Architecture & Design
- Editor: Branko Miletic
- Categories: Architecture
- Frequency: Quarterly
- Publisher: Indesign Media Asia and Pacific
- Founded: 1967
- Country: Australia
- Website: www.architectureanddesign.com.au
- ISSN: 1039-9704

= Architecture & Design =

Australian architecture magazine

 Architecture & Design, also titled Architecture and Design, is a quarterly architecture magazine in Australia.

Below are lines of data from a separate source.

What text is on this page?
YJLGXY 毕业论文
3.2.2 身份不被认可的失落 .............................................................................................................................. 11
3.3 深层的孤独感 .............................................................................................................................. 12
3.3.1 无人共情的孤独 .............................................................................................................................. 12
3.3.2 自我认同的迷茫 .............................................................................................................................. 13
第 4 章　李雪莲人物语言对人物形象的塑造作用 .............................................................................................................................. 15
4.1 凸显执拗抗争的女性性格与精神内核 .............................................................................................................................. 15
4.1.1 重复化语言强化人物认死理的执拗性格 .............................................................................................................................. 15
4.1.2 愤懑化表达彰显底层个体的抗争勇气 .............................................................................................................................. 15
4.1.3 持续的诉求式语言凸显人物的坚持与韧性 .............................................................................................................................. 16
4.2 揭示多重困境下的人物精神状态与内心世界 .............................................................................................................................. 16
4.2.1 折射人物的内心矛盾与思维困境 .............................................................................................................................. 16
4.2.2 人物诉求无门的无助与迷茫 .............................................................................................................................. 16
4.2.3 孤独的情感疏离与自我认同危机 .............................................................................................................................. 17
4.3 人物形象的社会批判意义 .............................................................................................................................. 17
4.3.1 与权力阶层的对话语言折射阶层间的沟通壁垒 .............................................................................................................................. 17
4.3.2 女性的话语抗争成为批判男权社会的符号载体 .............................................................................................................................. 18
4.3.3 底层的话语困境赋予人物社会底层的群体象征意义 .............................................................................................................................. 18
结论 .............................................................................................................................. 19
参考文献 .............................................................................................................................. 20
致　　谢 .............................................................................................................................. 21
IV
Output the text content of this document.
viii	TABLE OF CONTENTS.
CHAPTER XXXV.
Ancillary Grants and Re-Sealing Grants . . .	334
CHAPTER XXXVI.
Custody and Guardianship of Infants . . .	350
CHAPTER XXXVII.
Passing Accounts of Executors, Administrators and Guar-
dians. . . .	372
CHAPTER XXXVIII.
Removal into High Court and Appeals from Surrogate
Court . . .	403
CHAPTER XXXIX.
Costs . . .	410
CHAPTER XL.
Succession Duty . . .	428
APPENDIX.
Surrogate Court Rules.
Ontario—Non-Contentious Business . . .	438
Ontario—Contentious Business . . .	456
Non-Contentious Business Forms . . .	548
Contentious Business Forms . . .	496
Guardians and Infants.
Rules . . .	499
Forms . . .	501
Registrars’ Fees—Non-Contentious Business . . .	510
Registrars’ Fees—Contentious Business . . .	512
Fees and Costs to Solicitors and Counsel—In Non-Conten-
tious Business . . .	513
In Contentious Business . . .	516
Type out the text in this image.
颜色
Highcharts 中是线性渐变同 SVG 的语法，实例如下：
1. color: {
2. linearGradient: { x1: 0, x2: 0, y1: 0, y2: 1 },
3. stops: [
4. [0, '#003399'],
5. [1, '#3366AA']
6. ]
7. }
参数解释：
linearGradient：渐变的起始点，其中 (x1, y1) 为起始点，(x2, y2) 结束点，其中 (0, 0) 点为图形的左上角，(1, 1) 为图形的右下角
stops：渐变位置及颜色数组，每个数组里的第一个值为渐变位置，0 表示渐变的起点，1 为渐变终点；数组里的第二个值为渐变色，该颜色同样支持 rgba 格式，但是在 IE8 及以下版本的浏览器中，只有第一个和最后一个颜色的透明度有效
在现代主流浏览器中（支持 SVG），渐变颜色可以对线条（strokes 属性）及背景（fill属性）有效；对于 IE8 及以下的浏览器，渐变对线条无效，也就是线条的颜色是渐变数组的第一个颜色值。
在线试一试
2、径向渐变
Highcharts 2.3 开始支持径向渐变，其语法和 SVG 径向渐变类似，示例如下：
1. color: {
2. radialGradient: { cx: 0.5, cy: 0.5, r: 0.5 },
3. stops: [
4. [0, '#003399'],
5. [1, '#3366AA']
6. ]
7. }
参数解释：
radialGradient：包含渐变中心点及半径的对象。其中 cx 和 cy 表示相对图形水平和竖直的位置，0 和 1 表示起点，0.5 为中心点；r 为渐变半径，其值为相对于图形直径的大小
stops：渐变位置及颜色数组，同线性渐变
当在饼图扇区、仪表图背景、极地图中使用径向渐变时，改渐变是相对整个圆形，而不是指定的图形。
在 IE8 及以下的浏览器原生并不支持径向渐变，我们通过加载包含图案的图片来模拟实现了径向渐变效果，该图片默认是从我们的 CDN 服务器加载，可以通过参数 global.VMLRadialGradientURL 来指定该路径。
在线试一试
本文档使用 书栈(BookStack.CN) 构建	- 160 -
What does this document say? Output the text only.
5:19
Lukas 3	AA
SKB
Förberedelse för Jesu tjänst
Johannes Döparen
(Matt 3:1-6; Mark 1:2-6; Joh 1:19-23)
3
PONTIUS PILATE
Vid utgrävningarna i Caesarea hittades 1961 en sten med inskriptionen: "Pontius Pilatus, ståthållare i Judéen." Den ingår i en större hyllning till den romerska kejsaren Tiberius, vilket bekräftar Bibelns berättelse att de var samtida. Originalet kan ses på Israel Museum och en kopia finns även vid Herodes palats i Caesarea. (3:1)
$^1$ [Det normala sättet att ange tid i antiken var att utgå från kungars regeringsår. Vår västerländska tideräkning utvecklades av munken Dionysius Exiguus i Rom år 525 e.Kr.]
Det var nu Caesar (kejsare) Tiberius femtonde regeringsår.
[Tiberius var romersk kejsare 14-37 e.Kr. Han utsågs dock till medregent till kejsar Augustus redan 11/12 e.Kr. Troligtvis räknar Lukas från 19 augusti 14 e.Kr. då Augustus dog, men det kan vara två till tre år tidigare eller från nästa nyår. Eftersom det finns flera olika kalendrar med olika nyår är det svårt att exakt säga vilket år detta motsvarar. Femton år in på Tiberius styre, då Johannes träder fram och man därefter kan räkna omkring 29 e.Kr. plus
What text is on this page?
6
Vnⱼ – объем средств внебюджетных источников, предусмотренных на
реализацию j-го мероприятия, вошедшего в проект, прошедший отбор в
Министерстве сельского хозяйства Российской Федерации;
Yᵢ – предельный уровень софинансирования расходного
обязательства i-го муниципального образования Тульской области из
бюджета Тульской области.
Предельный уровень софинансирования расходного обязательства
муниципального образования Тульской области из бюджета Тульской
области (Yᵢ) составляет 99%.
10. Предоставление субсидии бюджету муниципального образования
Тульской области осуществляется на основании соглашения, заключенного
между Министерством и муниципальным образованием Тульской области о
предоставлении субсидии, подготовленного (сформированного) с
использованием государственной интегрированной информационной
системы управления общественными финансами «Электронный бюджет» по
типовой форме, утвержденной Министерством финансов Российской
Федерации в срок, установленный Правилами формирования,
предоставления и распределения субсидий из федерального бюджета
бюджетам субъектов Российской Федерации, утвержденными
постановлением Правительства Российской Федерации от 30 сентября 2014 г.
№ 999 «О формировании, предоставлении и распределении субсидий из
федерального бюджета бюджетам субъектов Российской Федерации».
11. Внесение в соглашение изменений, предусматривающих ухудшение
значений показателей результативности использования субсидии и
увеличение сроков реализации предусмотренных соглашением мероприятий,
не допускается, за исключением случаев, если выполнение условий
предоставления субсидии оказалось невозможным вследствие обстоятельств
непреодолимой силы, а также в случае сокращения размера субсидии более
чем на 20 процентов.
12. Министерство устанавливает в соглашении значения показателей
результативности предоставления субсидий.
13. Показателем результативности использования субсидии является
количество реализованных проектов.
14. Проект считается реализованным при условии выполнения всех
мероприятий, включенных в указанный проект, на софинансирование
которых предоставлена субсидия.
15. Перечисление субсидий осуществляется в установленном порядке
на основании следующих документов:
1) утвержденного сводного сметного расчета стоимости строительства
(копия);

The magazine traces its roots to Building Products News, which was also called BPN whose first issue was published in 1967 by Thomson Publications. The publication was officially called BPN in 1993 under Thomson Business Publishing. In 2013, BPN was acquired by Cirrus Media, formerly called Reed Business Information, and merged with Info-link. Following the 2013 merger, the resulting periodical was then called Infolink Building Products News. In 2016, the periodical along with other assets was acquired by Architecture & Design of InDesign Media Asia and Pacific. The Architecture & Design website then became the online platform of Infolink Building Products News. In 2019, Infolink Building Products News magazine was renamed into Architecture & Design to extend its scope of coverage from “ products to include projects and people.”

Architecture & Design magazine is the host of the Sustainability Awards and Sustainability Summit. The Sustainability Awards, dubbed as a “green award,” are said to be “Australia’s longest running and most prestigious program” recognizing design and architecture sustainability achievements. Winners of the Sustainability Awards include projects of University of New South Wales, University of Technology Sydney and BVN Architecture, and Mirvac and Woods Bagot. The awards’ partners included Electrolux. Recent awarding ceremonies are held at the Sydney Cricket Ground alongside the Sustainability Summit activities held at the Sydney Football Stadium.